I make it home just in time for my meeting with one of the most famous living comic artists. He’s very nice and sometimes I don’t think he’s listening, but then I realize it’s just that he’s signing covers while we talk. I’d been angry at this team last week because they dropped a bunch of balls. This week that much is all still true, but I have accepted it. I consider, as I do basically every day, how to stand up for myself in a way that doesn’t annoy people. Nearly impossible I keep finding, via trial and error.
Once we wrap, I see AB has texted me. Our production company has officially asked for script delivery! I double check formatting and send it off, finally. My manager emails: a prod co loves my play, they asked for a coffee but he thinks I’m too busy—can I zoom? We set.
Puhg lumbers in to see my tornado of a desk. I fill him in on everything, mostly positive but it’s all laced with thick anxiety. “Condolences on your good news,” he says gravely. Not unlike the other night when I was hunched at my desk. He walked in, gave me one look and diagnosed: “Living the miserable dream.”
Tons of emails about casting. How many shows will the understudy get, should they be paid equally or less than cast, will everyone flier if needed. Therapy at 5, so I close everything down at 4:50. I talk with J about disappointment, and how some people get uncomfortable when I express it. But if I don’t express it, then I’m uncomfortable. Also, if someone suddenly seems unsafe, is that good gut or bad wiring?
I close my computer. Sigh the biggest sigh ever only to see my manager calling. He wants to hear about the meeting. He chatted with the comic producer too, will link with my lawyer tomorrow. I admit I’m annoyed with __. I chuckle, “Ah the special moment in every creative partnership with someone I would have died to work with, where I kinda hate them.” Manager chuckles himself, “I can’t wait to get to that point for you.” I say, “And likewise.”
As soon as I sit down, SR calls. He inquires impishly, and I tell him it went very well! He says he knew it would! He encourages me, then, he has to go on a hike. I write down notes of what I need to do first thing in the morning. I feel myself crashing. Puhg suggests Burger King, and I agree.
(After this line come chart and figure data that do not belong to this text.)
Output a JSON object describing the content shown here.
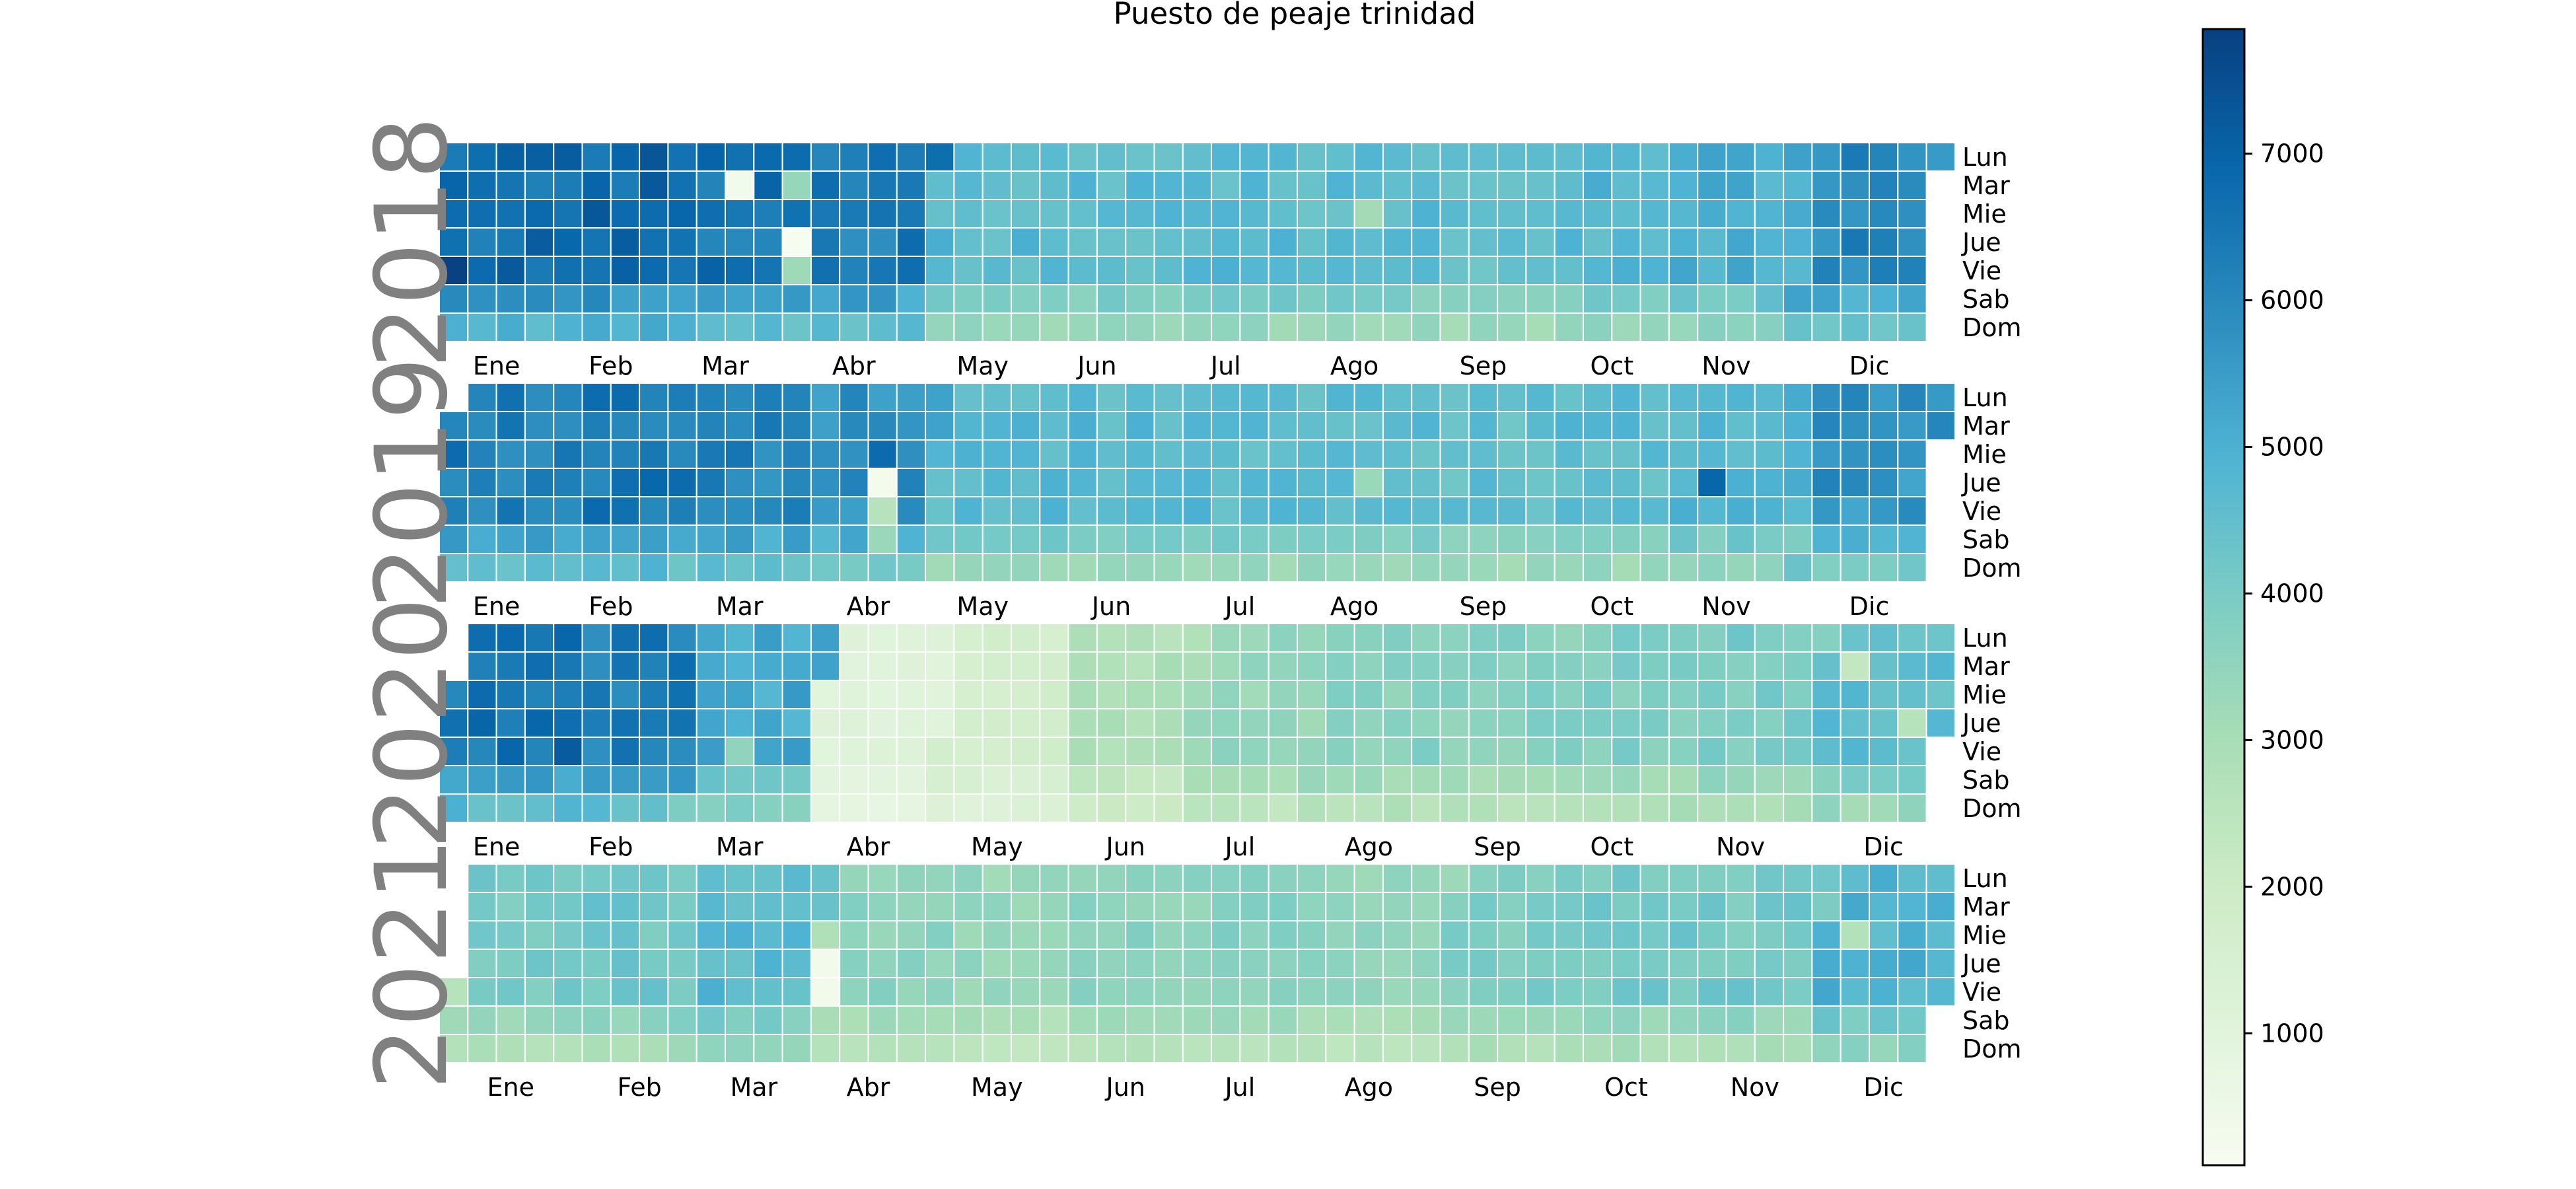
{
  "chart_data": {
    "type": "heatmap",
    "title": "Puesto de peaje trinidad",
    "colormap": "GnBu",
    "colormap_stops": [
      "#f7fcf0",
      "#e0f3db",
      "#ccebc5",
      "#a8ddb5",
      "#7bccc4",
      "#4eb3d3",
      "#2b8cbe",
      "#0868ac",
      "#084081"
    ],
    "vmin": 100,
    "vmax": 7850,
    "colorbar_ticks": [
      1000,
      2000,
      3000,
      4000,
      5000,
      6000,
      7000
    ],
    "colorbar_labels": [
      "1000",
      "2000",
      "3000",
      "4000",
      "5000",
      "6000",
      "7000"
    ],
    "day_labels": [
      "Lun",
      "Mar",
      "Mie",
      "Jue",
      "Vie",
      "Sab",
      "Dom"
    ],
    "month_labels": [
      "Ene",
      "Feb",
      "Mar",
      "Abr",
      "May",
      "Jun",
      "Jul",
      "Ago",
      "Sep",
      "Oct",
      "Nov",
      "Dic"
    ],
    "years": [
      {
        "year": "2018",
        "first_weekday": 0,
        "days_in_year": 365,
        "month_levels": [
          6700,
          6800,
          6500,
          6300,
          4700,
          4600,
          4700,
          4600,
          4550,
          4750,
          5000,
          6000
        ],
        "special_days": [
          {
            "date": "2018-03-13",
            "value": 300
          },
          {
            "date": "2018-03-29",
            "value": 150
          },
          {
            "date": "2018-03-30",
            "value": 3200
          },
          {
            "date": "2018-03-27",
            "value": 3400
          },
          {
            "date": "2018-01-05",
            "value": 7800
          },
          {
            "date": "2018-08-15",
            "value": 3100
          }
        ]
      },
      {
        "year": "2019",
        "first_weekday": 1,
        "days_in_year": 365,
        "month_levels": [
          6300,
          6400,
          6100,
          5800,
          4700,
          4700,
          4650,
          4600,
          4550,
          4600,
          4800,
          5700
        ],
        "special_days": [
          {
            "date": "2019-04-18",
            "value": 250
          },
          {
            "date": "2019-04-19",
            "value": 2600
          },
          {
            "date": "2019-04-17",
            "value": 6800
          },
          {
            "date": "2019-04-20",
            "value": 3300
          },
          {
            "date": "2019-11-07",
            "value": 6900
          },
          {
            "date": "2019-08-15",
            "value": 3300
          }
        ]
      },
      {
        "year": "2020",
        "first_weekday": 2,
        "days_in_year": 366,
        "month_levels": [
          6500,
          6300,
          5200,
          1100,
          1700,
          2800,
          3400,
          3700,
          3700,
          3800,
          4000,
          4600
        ],
        "special_days": [
          {
            "date": "2020-01-31",
            "value": 7200
          },
          {
            "date": "2020-03-13",
            "value": 3500
          },
          {
            "date": "2020-12-08",
            "value": 2300
          },
          {
            "date": "2020-12-24",
            "value": 2600
          }
        ]
      },
      {
        "year": "2021",
        "first_weekday": 4,
        "days_in_year": 365,
        "month_levels": [
          4000,
          4200,
          4700,
          3600,
          3400,
          3600,
          3700,
          3500,
          3900,
          4100,
          4100,
          4900
        ],
        "special_days": [
          {
            "date": "2021-01-01",
            "value": 2600
          },
          {
            "date": "2021-04-01",
            "value": 300
          },
          {
            "date": "2021-04-02",
            "value": 300
          },
          {
            "date": "2021-03-31",
            "value": 2800
          },
          {
            "date": "2021-12-08",
            "value": 2700
          }
        ]
      }
    ]
  }
}
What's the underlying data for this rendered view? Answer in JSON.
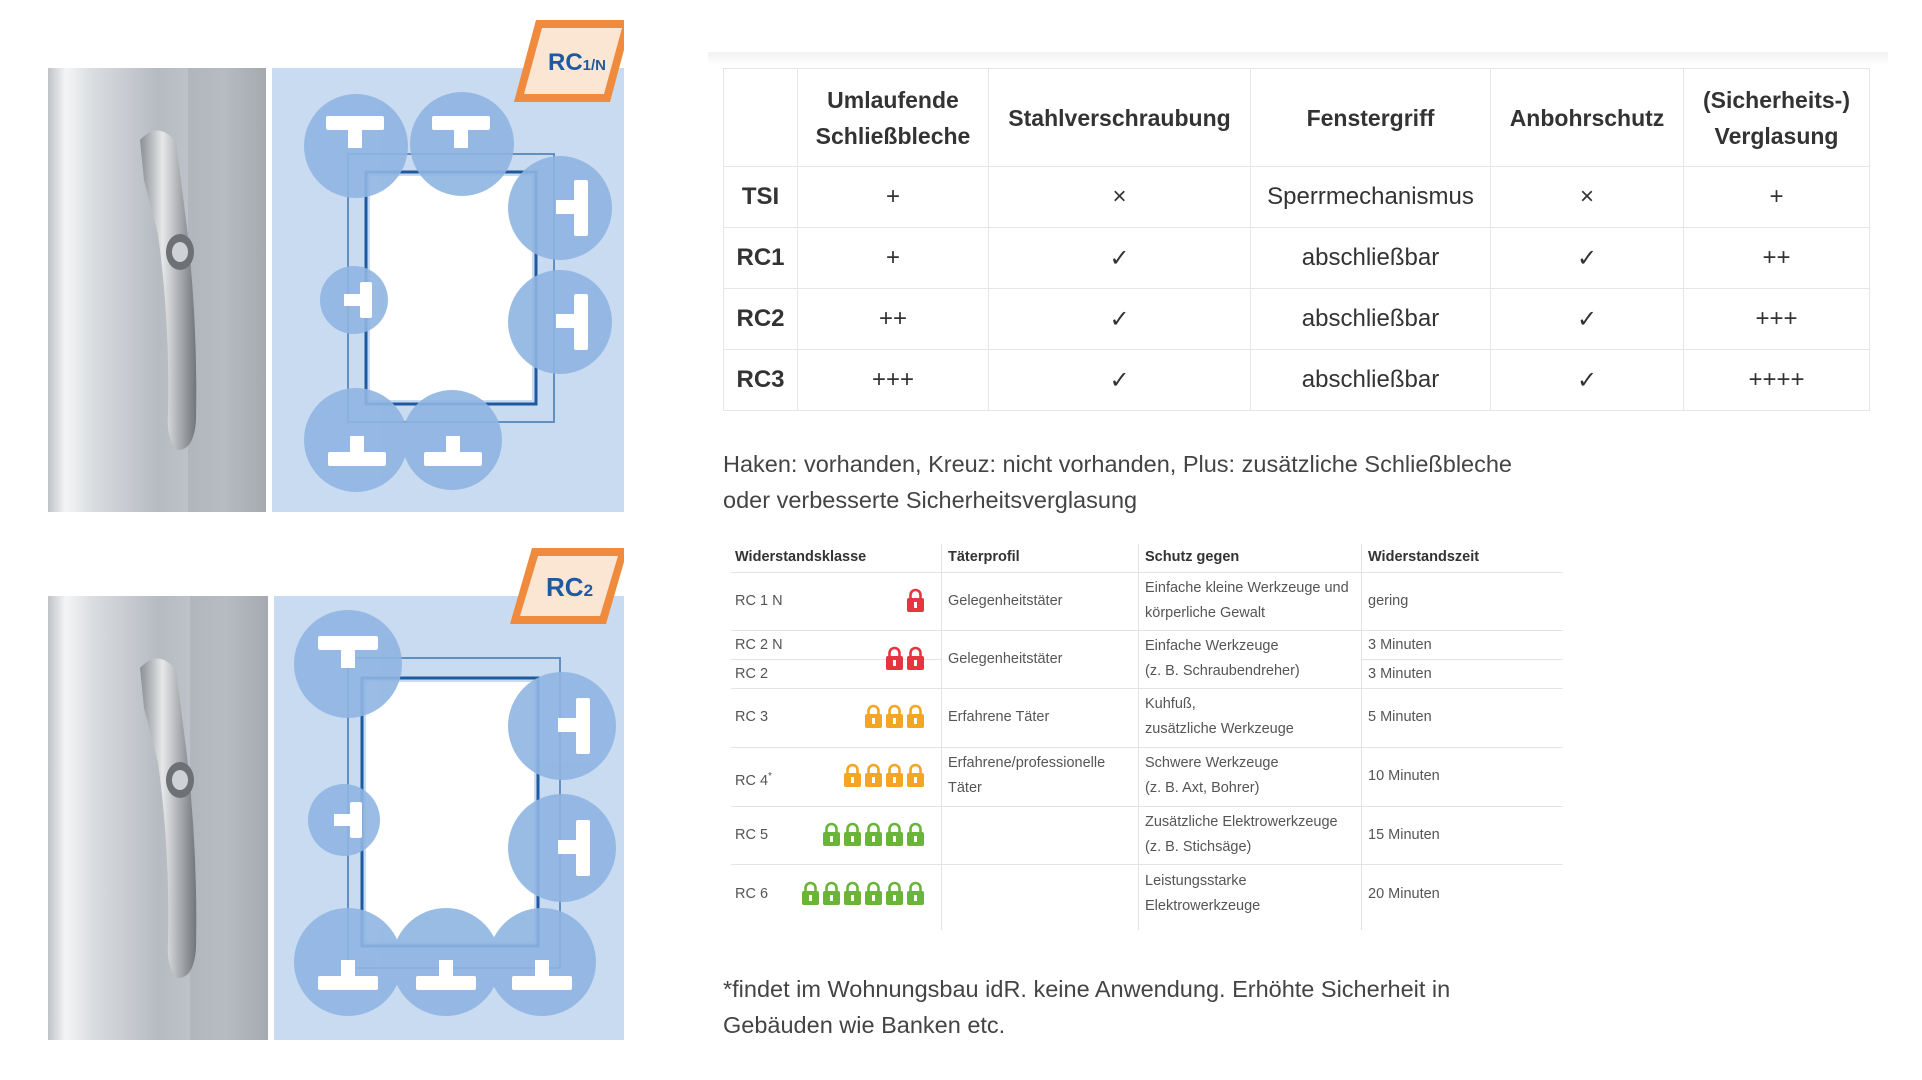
{
  "illustrations": {
    "top_badge": {
      "main": "RC",
      "sub": "1/N"
    },
    "bottom_badge": {
      "main": "RC",
      "sub": "2"
    },
    "colors": {
      "accent_orange": "#f08a3c",
      "panel_blue": "#c8dbf0",
      "circle_blue": "#8fb5e2",
      "frame_blue": "#1f5aa0"
    }
  },
  "comparison_table": {
    "headers": [
      "",
      "Umlaufende Schließbleche",
      "Stahlverschraubung",
      "Fenstergriff",
      "Anbohrschutz",
      "(Sicherheits-) Verglasung"
    ],
    "rows": [
      {
        "cls": "TSI",
        "cells": [
          "+",
          "×",
          "Sperrmechanismus",
          "×",
          "+"
        ]
      },
      {
        "cls": "RC1",
        "cells": [
          "+",
          "✓",
          "abschließbar",
          "✓",
          "++"
        ]
      },
      {
        "cls": "RC2",
        "cells": [
          "++",
          "✓",
          "abschließbar",
          "✓",
          "+++"
        ]
      },
      {
        "cls": "RC3",
        "cells": [
          "+++",
          "✓",
          "abschließbar",
          "✓",
          "++++"
        ]
      }
    ]
  },
  "legend_note": {
    "line1": "Haken: vorhanden, Kreuz: nicht vorhanden, Plus: zusätzliche Schließbleche",
    "line2": "oder verbesserte Sicherheitsverglasung"
  },
  "resistance_table": {
    "headers": {
      "klasse": "Widerstandsklasse",
      "taeter": "Täterprofil",
      "schutz": "Schutz gegen",
      "zeit": "Widerstandszeit"
    },
    "rows": [
      {
        "klasse": "RC 1 N",
        "taeter": "Gelegenheitstäter",
        "schutz1": "Einfache kleine Werkzeuge und",
        "schutz2": "körperliche Gewalt",
        "zeit": "gering",
        "locks": 1,
        "lock_color": "#e8343f"
      },
      {
        "klasse": "RC 2 N",
        "klasse2": "RC 2",
        "taeter": "Gelegenheitstäter",
        "schutz1": "Einfache Werkzeuge",
        "schutz2": "(z. B. Schraubendreher)",
        "zeit": "3 Minuten",
        "zeit2": "3 Minuten",
        "locks": 2,
        "lock_color": "#e8343f"
      },
      {
        "klasse": "RC 3",
        "taeter": "Erfahrene Täter",
        "schutz1": "Kuhfuß,",
        "schutz2": "zusätzliche Werkzeuge",
        "zeit": "5 Minuten",
        "locks": 3,
        "lock_color": "#f5a524"
      },
      {
        "klasse": "RC 4",
        "klasse_sup": "*",
        "taeter": "Erfahrene/professionelle",
        "taeter2": "Täter",
        "schutz1": "Schwere Werkzeuge",
        "schutz2": "(z. B. Axt, Bohrer)",
        "zeit": "10 Minuten",
        "locks": 4,
        "lock_color": "#f5a524"
      },
      {
        "klasse": "RC 5",
        "taeter": "",
        "schutz1": "Zusätzliche Elektrowerkzeuge",
        "schutz2": "(z. B. Stichsäge)",
        "zeit": "15 Minuten",
        "locks": 5,
        "lock_color": "#6bb43a"
      },
      {
        "klasse": "RC 6",
        "taeter": "",
        "schutz1": "Leistungsstarke",
        "schutz2": "Elektrowerkzeuge",
        "zeit": "20 Minuten",
        "locks": 6,
        "lock_color": "#6bb43a"
      }
    ]
  },
  "footnote": {
    "line1": "*findet im Wohnungsbau idR. keine Anwendung. Erhöhte Sicherheit in",
    "line2": "Gebäuden wie Banken etc."
  }
}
It’s Whopper Wednesday, which means $4 Impossible Whoppers on the app. I order very boring Whoppers. You can have it your way, and I do. No toppings except lettuce and barbecue sauce.
Puhg offers to scoop our paper bags, but I could use a little jaunt. We drive into the palm trees at dusk. Right as well pull up, the sign blinks on. They made a mistake and give me free fries. We eat our feast while watching an episode of Widow’s Bay.
I pick up my phone for the first time in an hour to see a billion missed emails and texts—details about cast offers. I stand silently volleying for a while then change into sweats. Tidy up my corner, sit outside genuinely doing nothing at all. Thinking at the trees, 9:30 - 10:30, when Puhg and I watch a Couple’s Therapy while eating churro-flavored Fat Boys.